- Born: Valentine Cecil Bruce Wetmore December 20, 1875 Gagetown, New Brunswick, Canada
- Died: April 11, 1953 (aged 77) Boston, Massachusetts
- Occupation: Businessman
- Known for: President of Wetmore-Savage company and part owner of the Boston Braves
- Children: 3

= Bruce Wetmore =

American businessman

Valentine Cecil Bruce Wetmore (1875–1953) was an American businessman who founded an electrical supply business and was associated with sports promotor Charles Adams in operating Suffolk Downs and the Boston Braves.

==Business career==
Wetmore was born on December 20, 1875, in Gagetown, New Brunswick. He moved to Boston in 1890. In 1906 he founded the Wetmore-Savage Company, an electrical supply business, with Hanson M. Savage. In 1918 the company went into the automotive equipment business following its purchase of the Motor Car Equipment Co. Wetmore-Savage was the New England distributor for Westinghouse, Gould, Holophane, and the Auburn Rubber Company.

In 1925, Westinghouse purchased the Wetmore-Savage Electric Supply Company, but not its automotive equipment business. Wetmore remained president of Wetmore-Savage following the sale.

In 1931, Wetmore and John W. Scott started the Wetmore-Scott Company to sell Westinghouse household appliances in Greater Boston. In 1933, Wetmore-Scott was sold to Westinghouse. Wetmore later served as Westinghouse's New England manager.

==Sports==
In 1927, Wetmore, along with Charles Adams and Charles H. Farnsworth purchased shares in the Boston Braves from Albert H. Powell. At the time he invested in the club, Wetmore was not a baseball fan. He eventually succeeded longtime team treasurer Albert M. Lyon and was credited with installing "businesslike and economical reforms" by majority owner Emil Fuchs.

Adams and Wetmore were also the main financial backers of Suffolk Downs. Wetmore served as the inaugural treasurer of Eastern Racing Association, the corporation that owned Suffolk Downs. Baseball Commissioner Kenesaw Mountain Landis did not want any ties between baseball and horse racing and on December 31, 1935, Adams, Wetmore, and the other shareholders of the Boston National League Baseball Company voted to dissolve the corporation and allow Bob Quinn to take over the franchise. Wetmore stated that he took "a $75,000 bath in the old Braves investment".
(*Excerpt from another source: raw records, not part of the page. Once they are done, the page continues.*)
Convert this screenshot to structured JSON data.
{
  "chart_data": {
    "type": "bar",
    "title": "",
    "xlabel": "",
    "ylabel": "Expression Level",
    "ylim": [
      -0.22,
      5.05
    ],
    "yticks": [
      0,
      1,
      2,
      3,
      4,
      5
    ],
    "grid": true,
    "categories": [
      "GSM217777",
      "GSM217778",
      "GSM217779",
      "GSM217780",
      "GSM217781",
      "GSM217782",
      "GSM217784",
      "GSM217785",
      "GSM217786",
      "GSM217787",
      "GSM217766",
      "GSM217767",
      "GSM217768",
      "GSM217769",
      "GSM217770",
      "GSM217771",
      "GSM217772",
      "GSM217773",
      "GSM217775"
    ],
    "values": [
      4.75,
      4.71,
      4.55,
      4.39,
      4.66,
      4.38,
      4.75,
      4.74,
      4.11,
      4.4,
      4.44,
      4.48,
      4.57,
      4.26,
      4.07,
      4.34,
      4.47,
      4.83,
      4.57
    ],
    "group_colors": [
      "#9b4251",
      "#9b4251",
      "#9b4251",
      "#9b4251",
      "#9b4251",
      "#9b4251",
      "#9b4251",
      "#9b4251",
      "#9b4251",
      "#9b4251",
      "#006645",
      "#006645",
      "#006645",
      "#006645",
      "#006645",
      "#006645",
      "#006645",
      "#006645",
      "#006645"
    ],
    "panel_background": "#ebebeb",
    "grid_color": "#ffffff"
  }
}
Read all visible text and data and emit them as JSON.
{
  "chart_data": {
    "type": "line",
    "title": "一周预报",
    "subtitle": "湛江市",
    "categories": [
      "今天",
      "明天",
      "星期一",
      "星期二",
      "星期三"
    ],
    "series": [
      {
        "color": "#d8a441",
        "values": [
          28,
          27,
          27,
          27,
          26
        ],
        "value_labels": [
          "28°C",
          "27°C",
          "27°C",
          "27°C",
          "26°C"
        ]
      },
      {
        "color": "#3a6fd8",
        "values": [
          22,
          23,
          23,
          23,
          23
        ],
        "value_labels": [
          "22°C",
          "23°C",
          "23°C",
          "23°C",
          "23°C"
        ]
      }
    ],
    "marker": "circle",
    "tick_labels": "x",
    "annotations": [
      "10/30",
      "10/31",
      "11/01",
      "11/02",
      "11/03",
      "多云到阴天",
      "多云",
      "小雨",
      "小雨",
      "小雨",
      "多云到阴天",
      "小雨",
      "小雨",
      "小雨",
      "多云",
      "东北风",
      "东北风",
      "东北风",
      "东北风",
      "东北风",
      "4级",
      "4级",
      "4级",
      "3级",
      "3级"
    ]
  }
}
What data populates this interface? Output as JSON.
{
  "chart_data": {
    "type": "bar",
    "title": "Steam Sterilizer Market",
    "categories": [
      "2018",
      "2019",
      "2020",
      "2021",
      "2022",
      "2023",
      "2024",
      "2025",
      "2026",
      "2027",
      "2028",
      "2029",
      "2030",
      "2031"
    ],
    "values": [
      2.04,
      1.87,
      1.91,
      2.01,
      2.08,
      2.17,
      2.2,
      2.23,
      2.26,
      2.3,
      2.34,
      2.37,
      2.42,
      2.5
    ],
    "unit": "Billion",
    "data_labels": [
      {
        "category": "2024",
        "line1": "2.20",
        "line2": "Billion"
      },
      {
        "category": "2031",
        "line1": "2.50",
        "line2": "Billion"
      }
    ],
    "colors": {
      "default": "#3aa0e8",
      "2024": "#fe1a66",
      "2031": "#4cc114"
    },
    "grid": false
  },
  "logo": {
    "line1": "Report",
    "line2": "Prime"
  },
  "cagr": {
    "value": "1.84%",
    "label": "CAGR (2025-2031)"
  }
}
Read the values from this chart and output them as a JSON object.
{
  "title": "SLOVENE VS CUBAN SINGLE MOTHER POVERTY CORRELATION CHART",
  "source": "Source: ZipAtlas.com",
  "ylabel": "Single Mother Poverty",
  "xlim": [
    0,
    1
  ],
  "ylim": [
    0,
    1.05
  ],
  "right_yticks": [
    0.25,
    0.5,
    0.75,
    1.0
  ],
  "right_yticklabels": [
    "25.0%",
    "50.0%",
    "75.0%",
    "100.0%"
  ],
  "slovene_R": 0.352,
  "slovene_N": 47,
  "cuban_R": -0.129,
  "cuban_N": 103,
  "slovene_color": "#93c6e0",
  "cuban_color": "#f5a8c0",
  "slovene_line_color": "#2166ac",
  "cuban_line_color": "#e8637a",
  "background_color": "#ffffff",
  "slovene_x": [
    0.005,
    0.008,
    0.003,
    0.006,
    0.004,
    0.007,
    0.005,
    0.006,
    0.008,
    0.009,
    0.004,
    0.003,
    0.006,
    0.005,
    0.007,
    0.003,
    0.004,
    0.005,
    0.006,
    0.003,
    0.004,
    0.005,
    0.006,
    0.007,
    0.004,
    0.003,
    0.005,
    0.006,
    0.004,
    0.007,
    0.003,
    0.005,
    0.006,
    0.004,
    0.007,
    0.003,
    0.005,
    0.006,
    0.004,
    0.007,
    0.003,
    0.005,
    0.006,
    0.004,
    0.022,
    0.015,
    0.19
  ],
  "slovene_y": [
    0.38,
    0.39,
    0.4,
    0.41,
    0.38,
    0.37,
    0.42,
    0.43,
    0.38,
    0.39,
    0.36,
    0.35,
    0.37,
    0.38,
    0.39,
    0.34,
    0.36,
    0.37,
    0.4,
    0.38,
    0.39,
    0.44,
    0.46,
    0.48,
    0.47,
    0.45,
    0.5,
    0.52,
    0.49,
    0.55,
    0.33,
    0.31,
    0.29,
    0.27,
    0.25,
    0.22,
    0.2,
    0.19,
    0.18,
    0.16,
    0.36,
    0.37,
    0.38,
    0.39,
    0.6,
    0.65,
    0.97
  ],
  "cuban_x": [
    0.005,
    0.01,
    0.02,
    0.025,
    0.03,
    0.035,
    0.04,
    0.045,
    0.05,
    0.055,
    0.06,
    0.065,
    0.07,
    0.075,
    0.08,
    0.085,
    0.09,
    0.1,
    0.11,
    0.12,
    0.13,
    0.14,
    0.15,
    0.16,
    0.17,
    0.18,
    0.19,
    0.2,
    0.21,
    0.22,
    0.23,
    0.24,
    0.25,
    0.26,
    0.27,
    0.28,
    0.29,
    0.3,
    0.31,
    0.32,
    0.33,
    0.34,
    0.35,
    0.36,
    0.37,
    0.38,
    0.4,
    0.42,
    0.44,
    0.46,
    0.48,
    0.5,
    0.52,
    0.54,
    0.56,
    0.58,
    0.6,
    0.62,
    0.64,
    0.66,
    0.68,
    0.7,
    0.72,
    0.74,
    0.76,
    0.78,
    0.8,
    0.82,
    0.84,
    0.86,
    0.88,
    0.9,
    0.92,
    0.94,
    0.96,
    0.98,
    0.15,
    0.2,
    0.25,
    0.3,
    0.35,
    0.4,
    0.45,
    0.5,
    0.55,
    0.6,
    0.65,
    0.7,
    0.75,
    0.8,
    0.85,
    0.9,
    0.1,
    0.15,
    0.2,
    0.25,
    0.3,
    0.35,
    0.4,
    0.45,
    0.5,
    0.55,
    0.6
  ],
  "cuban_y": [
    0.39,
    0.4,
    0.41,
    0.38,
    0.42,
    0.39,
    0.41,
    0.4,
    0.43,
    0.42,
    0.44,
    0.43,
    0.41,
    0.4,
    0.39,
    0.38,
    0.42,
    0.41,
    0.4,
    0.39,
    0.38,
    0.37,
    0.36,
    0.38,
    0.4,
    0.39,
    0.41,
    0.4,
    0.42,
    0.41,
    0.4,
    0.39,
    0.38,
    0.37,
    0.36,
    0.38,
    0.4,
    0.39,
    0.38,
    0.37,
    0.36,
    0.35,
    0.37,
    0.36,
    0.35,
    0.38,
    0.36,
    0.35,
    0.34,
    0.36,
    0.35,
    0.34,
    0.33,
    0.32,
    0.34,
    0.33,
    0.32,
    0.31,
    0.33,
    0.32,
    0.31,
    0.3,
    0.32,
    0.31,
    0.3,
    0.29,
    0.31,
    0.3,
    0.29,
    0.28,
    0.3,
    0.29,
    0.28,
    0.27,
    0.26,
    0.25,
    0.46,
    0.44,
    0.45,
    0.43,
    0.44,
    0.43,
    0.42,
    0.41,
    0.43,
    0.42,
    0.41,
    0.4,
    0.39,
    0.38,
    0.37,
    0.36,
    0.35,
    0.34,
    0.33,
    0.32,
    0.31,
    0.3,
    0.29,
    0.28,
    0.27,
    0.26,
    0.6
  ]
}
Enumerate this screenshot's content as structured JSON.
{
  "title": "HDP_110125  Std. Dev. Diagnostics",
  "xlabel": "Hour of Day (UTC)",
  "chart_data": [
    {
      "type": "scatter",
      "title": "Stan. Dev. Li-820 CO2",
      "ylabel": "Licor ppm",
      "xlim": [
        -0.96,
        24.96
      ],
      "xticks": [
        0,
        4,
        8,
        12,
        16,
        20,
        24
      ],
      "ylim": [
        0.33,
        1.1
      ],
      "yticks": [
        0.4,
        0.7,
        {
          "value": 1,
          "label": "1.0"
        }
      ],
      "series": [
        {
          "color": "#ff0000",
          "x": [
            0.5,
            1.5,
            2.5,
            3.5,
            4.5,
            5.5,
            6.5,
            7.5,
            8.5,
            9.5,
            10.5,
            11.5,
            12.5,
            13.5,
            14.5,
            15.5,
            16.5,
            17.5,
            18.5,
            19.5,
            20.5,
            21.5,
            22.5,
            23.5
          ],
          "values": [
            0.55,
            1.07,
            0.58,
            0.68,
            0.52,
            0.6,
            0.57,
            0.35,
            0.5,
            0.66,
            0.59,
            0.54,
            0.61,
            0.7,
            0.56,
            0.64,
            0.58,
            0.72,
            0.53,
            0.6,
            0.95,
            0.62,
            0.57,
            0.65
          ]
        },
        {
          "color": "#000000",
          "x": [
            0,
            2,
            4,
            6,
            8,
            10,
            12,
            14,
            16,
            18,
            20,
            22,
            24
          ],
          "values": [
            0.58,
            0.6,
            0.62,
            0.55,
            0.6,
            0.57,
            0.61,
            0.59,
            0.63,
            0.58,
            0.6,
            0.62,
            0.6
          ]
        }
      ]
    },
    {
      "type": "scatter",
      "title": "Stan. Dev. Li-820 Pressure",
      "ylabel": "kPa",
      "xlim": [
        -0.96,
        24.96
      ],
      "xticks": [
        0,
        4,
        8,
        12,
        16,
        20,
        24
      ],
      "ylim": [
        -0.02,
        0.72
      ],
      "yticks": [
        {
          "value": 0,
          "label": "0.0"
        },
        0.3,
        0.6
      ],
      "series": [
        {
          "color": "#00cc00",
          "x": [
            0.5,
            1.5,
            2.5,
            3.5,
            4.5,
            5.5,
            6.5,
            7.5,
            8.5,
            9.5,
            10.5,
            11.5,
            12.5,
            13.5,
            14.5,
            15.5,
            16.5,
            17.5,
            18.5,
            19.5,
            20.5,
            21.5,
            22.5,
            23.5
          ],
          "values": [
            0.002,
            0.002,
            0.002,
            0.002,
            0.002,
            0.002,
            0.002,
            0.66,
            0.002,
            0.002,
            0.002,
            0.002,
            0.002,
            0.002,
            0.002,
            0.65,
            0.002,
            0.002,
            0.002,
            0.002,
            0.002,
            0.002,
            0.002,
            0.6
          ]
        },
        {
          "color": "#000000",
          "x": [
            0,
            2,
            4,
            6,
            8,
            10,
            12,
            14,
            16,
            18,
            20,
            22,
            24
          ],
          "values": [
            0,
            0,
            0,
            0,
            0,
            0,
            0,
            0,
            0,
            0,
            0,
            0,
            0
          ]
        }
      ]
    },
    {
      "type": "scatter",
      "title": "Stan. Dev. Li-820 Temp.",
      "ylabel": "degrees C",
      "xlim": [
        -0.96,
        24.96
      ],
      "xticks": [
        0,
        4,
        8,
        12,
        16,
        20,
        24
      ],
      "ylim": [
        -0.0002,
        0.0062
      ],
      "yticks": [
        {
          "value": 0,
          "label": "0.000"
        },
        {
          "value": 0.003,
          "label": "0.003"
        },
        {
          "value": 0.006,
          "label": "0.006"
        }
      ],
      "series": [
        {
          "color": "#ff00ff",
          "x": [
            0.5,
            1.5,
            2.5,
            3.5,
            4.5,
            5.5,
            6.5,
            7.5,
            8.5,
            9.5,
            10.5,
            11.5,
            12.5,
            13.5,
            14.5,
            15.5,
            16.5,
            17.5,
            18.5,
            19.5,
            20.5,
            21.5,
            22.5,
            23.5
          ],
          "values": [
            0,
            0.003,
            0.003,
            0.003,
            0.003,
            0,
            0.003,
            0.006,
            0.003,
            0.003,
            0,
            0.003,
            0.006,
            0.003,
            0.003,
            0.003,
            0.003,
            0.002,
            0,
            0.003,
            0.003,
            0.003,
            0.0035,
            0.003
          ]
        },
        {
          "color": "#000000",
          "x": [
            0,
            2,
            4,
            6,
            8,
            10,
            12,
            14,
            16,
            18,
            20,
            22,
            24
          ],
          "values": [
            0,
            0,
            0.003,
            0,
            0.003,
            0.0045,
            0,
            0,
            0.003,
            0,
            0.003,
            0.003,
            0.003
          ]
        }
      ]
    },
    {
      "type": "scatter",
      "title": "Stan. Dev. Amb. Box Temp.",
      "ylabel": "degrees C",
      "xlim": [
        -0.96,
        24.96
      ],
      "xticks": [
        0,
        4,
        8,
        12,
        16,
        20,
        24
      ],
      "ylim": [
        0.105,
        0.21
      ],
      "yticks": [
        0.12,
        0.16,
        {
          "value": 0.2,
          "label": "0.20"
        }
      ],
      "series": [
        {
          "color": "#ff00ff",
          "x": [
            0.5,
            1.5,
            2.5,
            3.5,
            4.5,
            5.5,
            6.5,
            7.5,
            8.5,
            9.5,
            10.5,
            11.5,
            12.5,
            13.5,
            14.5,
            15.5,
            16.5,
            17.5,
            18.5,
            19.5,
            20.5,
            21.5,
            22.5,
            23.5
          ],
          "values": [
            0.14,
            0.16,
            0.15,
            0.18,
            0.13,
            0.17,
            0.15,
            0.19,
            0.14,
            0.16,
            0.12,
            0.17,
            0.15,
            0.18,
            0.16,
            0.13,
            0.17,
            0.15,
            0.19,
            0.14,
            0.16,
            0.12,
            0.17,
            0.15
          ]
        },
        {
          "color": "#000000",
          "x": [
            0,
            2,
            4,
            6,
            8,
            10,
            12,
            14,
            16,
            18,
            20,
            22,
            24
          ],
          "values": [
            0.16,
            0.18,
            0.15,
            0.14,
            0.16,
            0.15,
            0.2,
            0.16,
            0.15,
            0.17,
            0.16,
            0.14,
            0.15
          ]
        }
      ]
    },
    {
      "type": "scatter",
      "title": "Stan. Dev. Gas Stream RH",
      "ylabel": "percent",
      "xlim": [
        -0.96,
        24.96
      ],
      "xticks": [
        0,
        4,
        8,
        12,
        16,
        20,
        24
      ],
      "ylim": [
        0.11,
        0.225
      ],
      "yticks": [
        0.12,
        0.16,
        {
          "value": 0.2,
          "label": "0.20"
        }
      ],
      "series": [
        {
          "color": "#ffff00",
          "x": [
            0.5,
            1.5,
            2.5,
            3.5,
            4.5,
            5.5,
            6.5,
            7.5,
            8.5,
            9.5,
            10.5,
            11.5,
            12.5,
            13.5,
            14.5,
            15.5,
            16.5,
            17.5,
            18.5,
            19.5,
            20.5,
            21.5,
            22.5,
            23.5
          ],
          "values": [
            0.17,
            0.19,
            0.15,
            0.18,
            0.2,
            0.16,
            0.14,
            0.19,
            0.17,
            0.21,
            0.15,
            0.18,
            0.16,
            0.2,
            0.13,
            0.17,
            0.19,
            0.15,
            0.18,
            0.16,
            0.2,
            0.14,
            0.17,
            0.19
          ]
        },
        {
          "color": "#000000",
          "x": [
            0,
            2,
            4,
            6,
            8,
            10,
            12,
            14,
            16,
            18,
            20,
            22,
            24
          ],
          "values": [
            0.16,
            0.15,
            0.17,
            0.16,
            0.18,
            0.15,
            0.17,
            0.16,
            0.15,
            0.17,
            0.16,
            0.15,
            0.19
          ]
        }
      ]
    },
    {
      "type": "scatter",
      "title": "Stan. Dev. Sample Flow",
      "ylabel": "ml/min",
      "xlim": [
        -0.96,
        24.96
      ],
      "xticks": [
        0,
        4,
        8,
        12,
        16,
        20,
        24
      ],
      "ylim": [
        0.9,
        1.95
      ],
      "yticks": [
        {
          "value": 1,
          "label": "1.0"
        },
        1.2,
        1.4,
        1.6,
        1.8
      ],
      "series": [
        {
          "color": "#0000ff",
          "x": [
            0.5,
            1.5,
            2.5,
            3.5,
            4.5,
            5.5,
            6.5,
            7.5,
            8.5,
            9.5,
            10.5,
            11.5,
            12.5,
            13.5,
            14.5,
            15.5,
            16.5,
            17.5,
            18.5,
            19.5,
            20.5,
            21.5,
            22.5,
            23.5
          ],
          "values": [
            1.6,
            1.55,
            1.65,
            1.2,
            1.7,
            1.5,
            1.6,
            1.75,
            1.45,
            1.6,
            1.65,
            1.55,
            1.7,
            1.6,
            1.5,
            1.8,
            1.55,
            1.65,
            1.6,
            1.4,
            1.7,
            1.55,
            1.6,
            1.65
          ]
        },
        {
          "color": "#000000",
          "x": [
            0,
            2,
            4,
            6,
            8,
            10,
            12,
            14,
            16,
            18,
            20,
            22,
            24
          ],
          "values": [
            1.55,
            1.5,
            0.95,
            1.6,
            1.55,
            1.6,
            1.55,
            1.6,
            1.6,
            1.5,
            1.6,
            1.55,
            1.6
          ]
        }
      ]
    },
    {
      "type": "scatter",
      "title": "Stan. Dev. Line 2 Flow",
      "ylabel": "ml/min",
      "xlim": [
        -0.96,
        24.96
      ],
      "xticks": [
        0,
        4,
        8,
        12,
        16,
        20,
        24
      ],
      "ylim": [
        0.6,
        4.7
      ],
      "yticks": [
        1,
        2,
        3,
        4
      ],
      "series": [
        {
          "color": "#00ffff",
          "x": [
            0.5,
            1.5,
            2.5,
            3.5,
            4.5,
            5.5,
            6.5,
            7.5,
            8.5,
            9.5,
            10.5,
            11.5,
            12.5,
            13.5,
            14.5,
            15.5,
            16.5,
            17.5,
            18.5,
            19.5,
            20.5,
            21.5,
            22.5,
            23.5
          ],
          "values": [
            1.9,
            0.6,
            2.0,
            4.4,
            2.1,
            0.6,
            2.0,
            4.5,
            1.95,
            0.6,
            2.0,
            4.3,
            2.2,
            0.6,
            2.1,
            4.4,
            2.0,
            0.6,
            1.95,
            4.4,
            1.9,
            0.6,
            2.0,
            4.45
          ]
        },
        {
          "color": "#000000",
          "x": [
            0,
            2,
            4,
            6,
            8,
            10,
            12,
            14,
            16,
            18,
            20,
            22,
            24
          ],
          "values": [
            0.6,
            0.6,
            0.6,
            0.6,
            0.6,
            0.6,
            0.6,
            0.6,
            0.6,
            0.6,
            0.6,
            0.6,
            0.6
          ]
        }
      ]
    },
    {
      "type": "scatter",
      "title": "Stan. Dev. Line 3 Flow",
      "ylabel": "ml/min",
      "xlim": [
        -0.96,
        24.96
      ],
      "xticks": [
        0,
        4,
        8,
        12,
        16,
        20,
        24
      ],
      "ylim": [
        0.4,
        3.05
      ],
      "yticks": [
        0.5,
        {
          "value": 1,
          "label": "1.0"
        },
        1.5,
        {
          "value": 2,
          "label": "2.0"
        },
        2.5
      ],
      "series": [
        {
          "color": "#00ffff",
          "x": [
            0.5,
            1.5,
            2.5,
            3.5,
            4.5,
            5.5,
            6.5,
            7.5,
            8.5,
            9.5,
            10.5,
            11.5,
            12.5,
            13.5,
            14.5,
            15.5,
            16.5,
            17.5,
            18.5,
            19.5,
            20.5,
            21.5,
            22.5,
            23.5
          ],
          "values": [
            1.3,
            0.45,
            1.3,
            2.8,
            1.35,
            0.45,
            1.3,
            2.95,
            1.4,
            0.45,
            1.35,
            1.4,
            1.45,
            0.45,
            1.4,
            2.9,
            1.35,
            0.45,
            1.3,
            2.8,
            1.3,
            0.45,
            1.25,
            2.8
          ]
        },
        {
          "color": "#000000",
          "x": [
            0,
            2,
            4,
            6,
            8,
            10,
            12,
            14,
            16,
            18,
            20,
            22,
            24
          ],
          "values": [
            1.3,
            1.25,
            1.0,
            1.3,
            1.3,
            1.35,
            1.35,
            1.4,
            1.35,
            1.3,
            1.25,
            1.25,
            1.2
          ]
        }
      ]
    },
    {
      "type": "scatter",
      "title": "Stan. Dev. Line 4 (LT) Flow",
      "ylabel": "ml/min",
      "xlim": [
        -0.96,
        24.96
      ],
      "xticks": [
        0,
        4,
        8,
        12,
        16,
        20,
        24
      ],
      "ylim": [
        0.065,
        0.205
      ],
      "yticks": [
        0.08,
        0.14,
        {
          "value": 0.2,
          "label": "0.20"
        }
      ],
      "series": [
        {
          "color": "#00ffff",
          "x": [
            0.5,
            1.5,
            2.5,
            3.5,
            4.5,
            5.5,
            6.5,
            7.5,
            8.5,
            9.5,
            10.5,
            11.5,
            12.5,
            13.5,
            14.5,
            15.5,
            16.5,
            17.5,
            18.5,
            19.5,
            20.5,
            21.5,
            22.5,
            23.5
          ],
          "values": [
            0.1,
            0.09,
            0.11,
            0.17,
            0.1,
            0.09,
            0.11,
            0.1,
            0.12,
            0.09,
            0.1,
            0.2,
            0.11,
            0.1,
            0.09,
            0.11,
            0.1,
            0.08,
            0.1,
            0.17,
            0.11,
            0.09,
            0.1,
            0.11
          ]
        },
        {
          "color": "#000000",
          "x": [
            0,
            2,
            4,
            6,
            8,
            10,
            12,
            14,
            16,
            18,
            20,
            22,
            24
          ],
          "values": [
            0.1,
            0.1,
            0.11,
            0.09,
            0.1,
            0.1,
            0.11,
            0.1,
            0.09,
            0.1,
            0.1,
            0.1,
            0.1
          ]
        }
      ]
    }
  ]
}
On February 19, 1944, Wetmore and Adams sold controlling interest in the Eastern Racing Association to a group headed by Gordon B. Hanlon. Wetmore left the ERA on March 5, 1945, citing ill health. Wetmore also owned a horse racing stable and was a yacht racer.

==Personal life and death==
In 1920, Wetmore was an alleged target of extortion by Daniel H. Coakley and William J. Corcoran. According to Wetmore's attorney, David Stoneman, Corcoran accused Wetmore of defrauding his first wife in their divorce and told Stoneman that if Wetmore did not pay $100,000 to have the case settled, Coakley would arrange to have Suffolk County District Attorney Joseph C. Pelletier present the case to a grand jury. Wetmore refused to pay and Wetmore and Stoneman were called to testify during Coakley and Corcoran's 1924 extortion trial.

Wetmore died on April 11, 1953, at Faulkner Hospital. He was survived by his wife and three children.